6/10/08

Martes 23 de septiembre de 2008

Después de otra agitada noche de autobús por las curvas que ascendían entre montañas los 2000 metros de desnivel de regreso a Oaxaca, llegamos a esta ciudad para tomar al alba otro autobús que continuase hasta Puebla. Nuevamente el paisaje cambiaba radicalmente, atravesábamos lomas áridas erosionadas en cárcavas y pequeños cañones aluviales, con cactus y pitas como toda vegetación, aunque la época de lluvias acababa de reverdecer su desnudo suelo con un ligero tapiz verdoso.

El autobús nos dejó en el cruce de la autovía, en medio de una zona industrial a las afueras de Puebla. Si no hubiese sido mediodía me hubiese asustado un poco por la situación; pero había suficiente gente yendo y viniendo de su trabajo como para que la excursión por las calles industriales no me pareciese demasiado peligrosa con las mochilas a cuestas. En seguida encontramos qué colectivo tomar para acercarnos al centro, y sumergirnos en el atasco de la hora del almuerzo. Las calles en damero de la soberbia ciudad criolla de Puebla no se habían modificado durante los últimos siglos, y no daban abasto para el tráfico caótico de la ciudad de dos millones de habitantes en que se había convertido. Tuvimos que caminar durante un buen tramo para alcanzar el Zócalo, y desde allí buscar la calle en que la guía situaba las posadas más económicas.

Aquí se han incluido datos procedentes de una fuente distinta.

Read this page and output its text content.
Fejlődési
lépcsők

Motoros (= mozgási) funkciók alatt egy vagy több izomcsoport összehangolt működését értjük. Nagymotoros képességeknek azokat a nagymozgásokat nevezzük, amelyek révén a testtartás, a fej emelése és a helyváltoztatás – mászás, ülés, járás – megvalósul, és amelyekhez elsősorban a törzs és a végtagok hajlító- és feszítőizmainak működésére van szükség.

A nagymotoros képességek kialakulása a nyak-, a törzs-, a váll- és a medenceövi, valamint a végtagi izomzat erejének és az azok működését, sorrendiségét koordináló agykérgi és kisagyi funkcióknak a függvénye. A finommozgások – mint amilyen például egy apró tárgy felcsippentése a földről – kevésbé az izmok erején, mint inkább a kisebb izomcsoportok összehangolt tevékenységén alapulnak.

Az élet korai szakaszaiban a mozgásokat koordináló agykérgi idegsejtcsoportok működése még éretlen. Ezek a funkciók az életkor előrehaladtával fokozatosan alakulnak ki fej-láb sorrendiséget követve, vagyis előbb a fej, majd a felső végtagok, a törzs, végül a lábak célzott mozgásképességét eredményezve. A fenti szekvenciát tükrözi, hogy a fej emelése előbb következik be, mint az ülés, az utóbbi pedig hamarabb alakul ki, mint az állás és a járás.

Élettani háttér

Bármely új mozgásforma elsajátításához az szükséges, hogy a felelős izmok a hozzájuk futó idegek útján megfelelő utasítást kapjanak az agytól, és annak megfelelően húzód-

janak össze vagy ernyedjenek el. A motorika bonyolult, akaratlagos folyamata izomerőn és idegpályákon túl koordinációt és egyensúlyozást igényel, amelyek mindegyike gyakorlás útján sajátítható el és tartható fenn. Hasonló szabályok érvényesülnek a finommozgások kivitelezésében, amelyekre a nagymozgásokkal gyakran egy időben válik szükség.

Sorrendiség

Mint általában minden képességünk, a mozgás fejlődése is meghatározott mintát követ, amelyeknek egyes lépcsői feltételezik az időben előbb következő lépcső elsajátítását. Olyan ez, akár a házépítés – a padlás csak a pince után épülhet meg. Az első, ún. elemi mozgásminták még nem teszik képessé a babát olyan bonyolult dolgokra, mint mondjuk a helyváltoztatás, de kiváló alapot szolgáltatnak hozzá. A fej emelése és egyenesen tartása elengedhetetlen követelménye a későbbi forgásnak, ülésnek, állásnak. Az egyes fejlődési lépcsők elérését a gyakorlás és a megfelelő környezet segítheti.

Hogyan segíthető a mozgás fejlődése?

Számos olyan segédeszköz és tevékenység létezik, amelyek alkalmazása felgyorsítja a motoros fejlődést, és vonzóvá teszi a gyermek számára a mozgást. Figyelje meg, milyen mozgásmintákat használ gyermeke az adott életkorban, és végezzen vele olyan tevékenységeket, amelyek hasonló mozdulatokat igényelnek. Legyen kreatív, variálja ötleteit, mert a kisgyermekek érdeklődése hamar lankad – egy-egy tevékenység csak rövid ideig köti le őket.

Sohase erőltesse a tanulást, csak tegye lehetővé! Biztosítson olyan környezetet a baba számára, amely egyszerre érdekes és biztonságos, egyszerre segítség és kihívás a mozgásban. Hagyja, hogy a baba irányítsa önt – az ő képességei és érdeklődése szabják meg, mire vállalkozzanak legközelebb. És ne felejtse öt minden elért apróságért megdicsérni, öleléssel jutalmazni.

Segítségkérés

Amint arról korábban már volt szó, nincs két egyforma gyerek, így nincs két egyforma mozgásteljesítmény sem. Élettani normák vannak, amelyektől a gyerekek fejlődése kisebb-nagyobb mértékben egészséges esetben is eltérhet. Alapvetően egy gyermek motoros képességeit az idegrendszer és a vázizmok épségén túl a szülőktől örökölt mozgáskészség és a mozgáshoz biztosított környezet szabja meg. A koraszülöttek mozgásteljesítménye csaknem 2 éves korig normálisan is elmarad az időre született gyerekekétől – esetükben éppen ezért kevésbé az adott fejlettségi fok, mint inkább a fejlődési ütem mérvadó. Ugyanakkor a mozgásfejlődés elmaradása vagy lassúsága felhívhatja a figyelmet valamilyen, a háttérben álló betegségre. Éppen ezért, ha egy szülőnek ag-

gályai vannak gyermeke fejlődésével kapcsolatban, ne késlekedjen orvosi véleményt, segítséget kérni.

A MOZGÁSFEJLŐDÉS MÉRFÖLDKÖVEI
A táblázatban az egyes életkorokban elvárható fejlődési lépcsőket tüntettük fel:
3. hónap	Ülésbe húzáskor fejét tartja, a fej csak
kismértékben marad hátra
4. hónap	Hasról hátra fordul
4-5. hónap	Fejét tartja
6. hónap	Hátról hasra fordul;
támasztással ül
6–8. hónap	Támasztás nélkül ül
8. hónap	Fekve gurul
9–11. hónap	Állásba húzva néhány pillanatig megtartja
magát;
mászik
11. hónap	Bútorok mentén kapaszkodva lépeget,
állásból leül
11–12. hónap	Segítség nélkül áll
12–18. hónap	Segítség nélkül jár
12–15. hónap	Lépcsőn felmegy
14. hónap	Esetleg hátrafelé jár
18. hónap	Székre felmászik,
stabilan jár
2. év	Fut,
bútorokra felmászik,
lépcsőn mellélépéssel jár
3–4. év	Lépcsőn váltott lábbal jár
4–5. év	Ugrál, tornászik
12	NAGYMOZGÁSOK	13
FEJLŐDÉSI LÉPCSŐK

Después de quitarnos la mugre del camino salimos a almorzar. Hasta el momento conocíamos tan sólo la típica taquería roñosa que daba comidas sin cuento ni gusto; pero por algo Puebla había sido desde su fundación uno de los principales centros del poder criollo, de la población blanca y la cultura predominantemente española. Sus restaurantes exhalaban un aroma y un encanto españoles, un toque burgués de antaño, de las buenas maneras corteses, de la falta de prisa y los detalles de gusto. Creo que, después de años recorriendo ya unos cuantos países del continente americano, aquel almuerzo fue el primero en el que sentí mejor que en mi propia casa, atendido por camareros que podrían estar en palacios, y que daban menús económicos como en cualquier otro rincón del país. En un colorido patio de una vieja casona colonial remodelada, comían los ejecutivos de los bancos, tipos trajeados de los bufetes de abogados… una estampa que bien podría haber sido madrileña si no fuese porque en Madrid el trato nunca es ni correcto ni atento.

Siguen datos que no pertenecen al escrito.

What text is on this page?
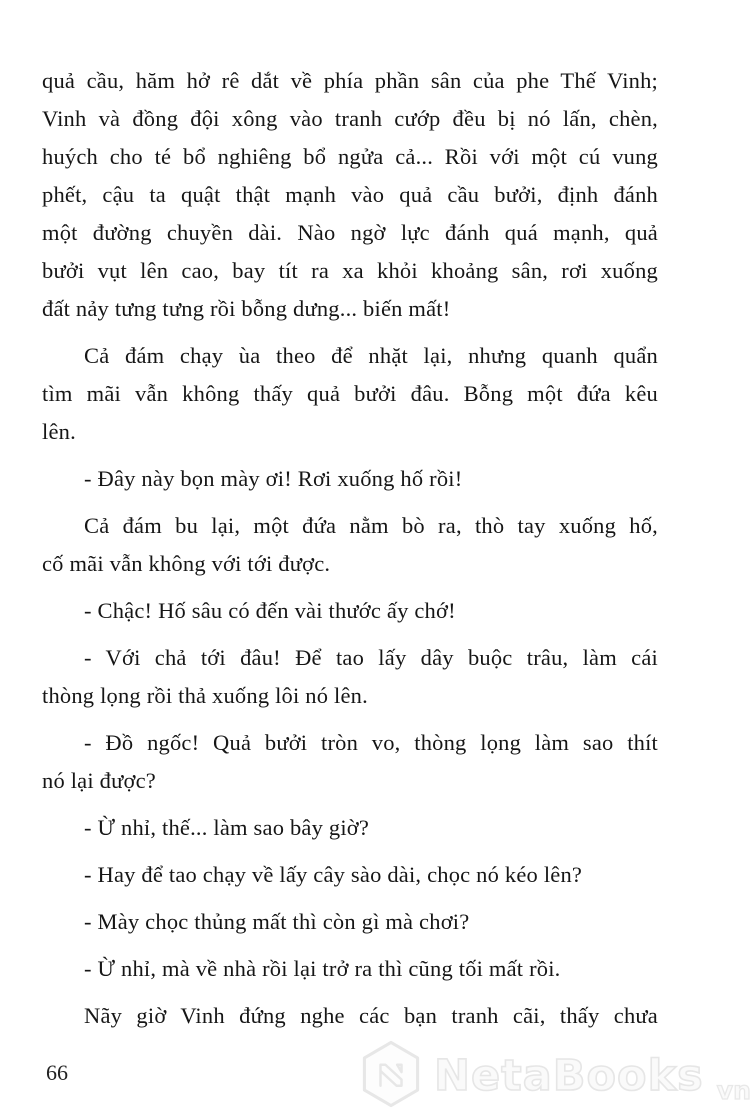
quả cầu, hăm hở rê dắt về phía phần sân của phe Thế Vinh;
Vinh và đồng đội xông vào tranh cướp đều bị nó lấn, chèn,
huých cho té bổ nghiêng bổ ngửa cả... Rồi với một cú vung
phết, cậu ta quật thật mạnh vào quả cầu bưởi, định đánh
một đường chuyền dài. Nào ngờ lực đánh quá mạnh, quả
bưởi vụt lên cao, bay tít ra xa khỏi khoảng sân, rơi xuống
đất nảy tưng tưng rồi bỗng dưng... biến mất!
Cả đám chạy ùa theo để nhặt lại, nhưng quanh quẩn
tìm mãi vẫn không thấy quả bưởi đâu. Bỗng một đứa kêu
lên.
- Đây này bọn mày ơi! Rơi xuống hố rồi!
Cả đám bu lại, một đứa nằm bò ra, thò tay xuống hố,
cố mãi vẫn không với tới được.
- Chậc! Hố sâu có đến vài thước ấy chớ!
- Với chả tới đâu! Để tao lấy dây buộc trâu, làm cái
thòng lọng rồi thả xuống lôi nó lên.
- Đồ ngốc! Quả bưởi tròn vo, thòng lọng làm sao thít
nó lại được?
- Ừ nhỉ, thế... làm sao bây giờ?
- Hay để tao chạy về lấy cây sào dài, chọc nó kéo lên?
- Mày chọc thủng mất thì còn gì mà chơi?
- Ừ nhỉ, mà về nhà rồi lại trở ra thì cũng tối mất rồi.
Nãy giờ Vinh đứng nghe các bạn tranh cãi, thấy chưa
66	NetaBooks vn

Y es que Susana y yo habíamos tenido nuestras discusiones sobre el tema; yo insistía en que en años viajando no me había cruzado ni una sola vez con la clase media culta y refinada que ella situaba en su imaginario hispanoamericano. Y de repente allí estaba, llenando las cafeterías de buen gusto, los restaurantes de los viejos palacetes coloniales; paseando trajeados y engominados por las calles del centro de la ciudad. En lo sucesivo tendría que dar la razón a Susana en más de una ocasión, sin duda México era un país que nada tenía que ver con el resto de Hispanoamérica. Fuera de México los centros coloniales son pasto de vampiros, y las clases pudientes, si existen, hace tiempo que se mudaron a exclusivas urbanizaciones donde alguien que viaja a pie de calle no puede ni remotamente acercarse. Aislados del mundo, separados de los pobres de los que tal vez desconocen hasta la propia existencia.








Paseando por el centro descubríamos los siglos de riqueza e historia que adornaban su arquitectura monumental. Decían las guías que en Puebla había una iglesia para cada día del año, y era cierto que al menos se erigía una en cada cuadra del damero de la ciudad. En el Zócalo porticado se sucedían las cafeterías, y un delicioso aroma de café decoraba la calle. Los enormes árboles ocultaban las mejores vistas de la magnífica catedral. Unas cuadras más al norte, un antiguo edificio remodelado de estilo art deco albergaba un centro comercial al más puro estilo americano, pero aderezado con el gusto local. Tiendas y puestos de comida rápida surtían a las familias de clase media que empleaban la tarde en un paseo por las tiendas de moda.








Y la noche no me pareció menos sorprendente. En el centro de 2 millones de habitantes, se podía pasear después de las 9 de la noche sin vérselas con mis temidos vampiros. Las churrerías del Zócalo se llenaban de jóvenes, y una acogedora sensación nos tranquilizaba después de recorridos en los que habíamos tenido que estar más alerta. También nos llamaba la atención la pulcritud de los mexicanos, la extremada limpieza de sus calles, sus locales públicos y sus parques. Abundaban los carteles invocando a la buena educación de la gente para no tirar basura. Ni un papelito, ni un chicle pegado en las aceras. Los cuartos de baño podrían ser algo viejos y destartalados, pero nunca sucios o llenos de papeles y porquería. En esto no había duda de que nos podían dar lecciones a los españoles.